The VICTUS NOX mission will demonstrate end-to-end Tactically Responsive Space capability to perform a Space Domain Awareness (SDA) mission from Low-Earth Orbit (LEO).
Firefly Aerospace CEO Bill Weber said that “Now more than ever, our country needs the ability for quick response capabilities to combat threats in space. Our Alpha launch vehicle is designed to drive affordable, rapid access to space. We look forward to working with [SSC Small Launch & Targets Division chief] Lt. Col. Justin Beltz and [Materiel Leader at SSC’s Space Safari] Lt. Col. MacKenzie Birchenough along with their experienced team at Space Force to help bring this innovation to the national security community.”
Lt. Col. MacKenzie Birchenough stated that “This end-to-end mission will demonstrate the United States’ ability to rapidly place an asset on-orbit when and where we need it, ensuring we can augment our space capabilities with very little notice.”
On October 1, the Alpha Flight 2 mission launched from Vandenberg Space Force Base. Alpha Flight 3 is currently getting integrated for the NASA Venture Class Launch Services Demonstration 2 (VCLS Demo 2) payload.
SpaceX launches two rockets in one day; tally up to 46 for 2022
Another day, another SpaceX rocket launch – actually, make that two, one on either coast.
On Wednesday, October 5, SpaceX celebrated the successful launch and achievement of stable orbit for the joint NASA SpaceX Crew-5 mission on its way to the International Space Station. SpaceX’s trusty Falcon 9 rocket propelled four astronauts – commander Nicole Mann and pilot Josh Cassada of NASA; Anna Kikina of Roscosmos; and Koichi Wakata of the Japan Aerospace Exploration Agency (JAXA) – aboard the Dragon Endurance spacecraft.
The craft would successfully dock with the ISS on Thursday, about 30 hours after launch.
NASA Administrator Bill Nelson stated that “During their stay aboard the International Space Station, Crew-5 will conduct more than 200 science experiments and technology demonstrations, including studies on printing human organs in space and better understanding heart disease. While our eyes are focused upward on the heavens, let us never forget these missions will also better life here on Earth.”

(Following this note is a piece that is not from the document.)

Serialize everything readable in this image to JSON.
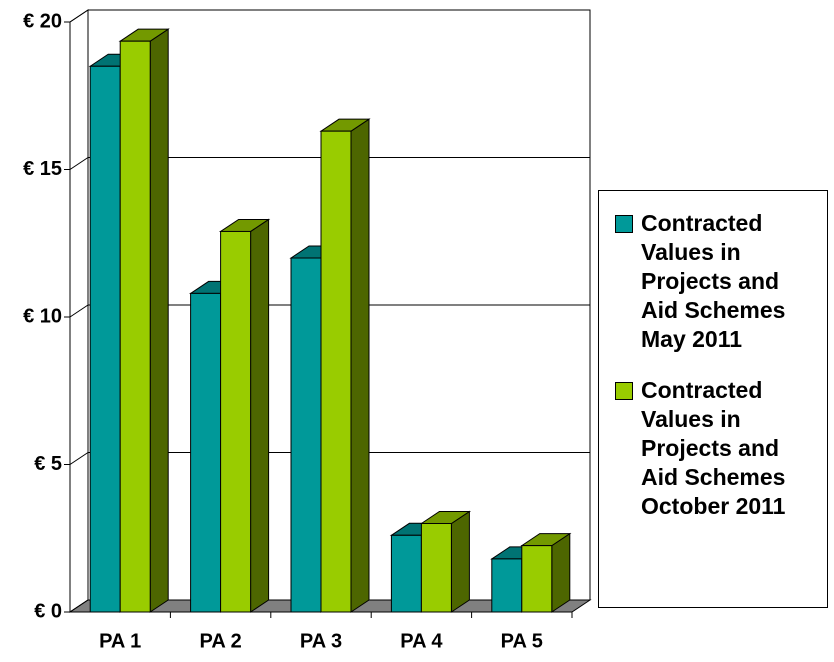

Meanwhile, on the West Coast, another SpaceX Falcon 9 launch from Vandenberg Space Force Base with a payload of some 52 Starlink satellites into low-Earth orbit (LEO). Naturally, the launch and primary vehicle landing went off just about perfectly. This second Wednesday launched marked the 45th rocket launch for the company in 2022.
And on Saturday evening from Cape Canaveral Space Force Base went number 46:
Liftoff! pic.twitter.com/u8f8lXcW0e— SpaceX (@SpaceX) October 8, 2022
Gen. Raymond in Japan for bilateral partnership agreement
Gen. Jay Raymond may be the outgoing Chief of Space Operations, but he remains on the job as the face of the US Space Force at home and abroad. From October 2 to 6, Gen. Raymond was in Japan to meet with top-level state and military officials in expanding their nations’ bilateral partnership in the space domain.
In Tokyo, Gen. Raymond met with Japanese Minister of Defense Hamada Yasukazu; National Space Policy Secretariat Director General Yasuyuki Kasai; Japan Self-Defense Forces Joint Chief of Staff Gen. Koji Yamazaki; and Japan Air Self-Defense Forces Chief of Staff Gen. Shunji Izutsu.
Gen. Raymond also visited JASDF Air Defense Command headquarters at Yokota Air Base and JASDF Space Operations Group at Fuchu Air Base as well as taking a meeting with U.S. Ambassador Rahm Emanuel and Lt. Gen. Ricky N. Rupp, Commander of U.S. Forces Japan.
According to USSF PR, Gen. Raymond “underscored that the U.S.-Japan Alliance is a cornerstone of peace, security, and stability in the Indo-Pacific, and welcomed Japan’s interest in working with the U.S. and other like-minded nations on establishing international norms of behavior in space.”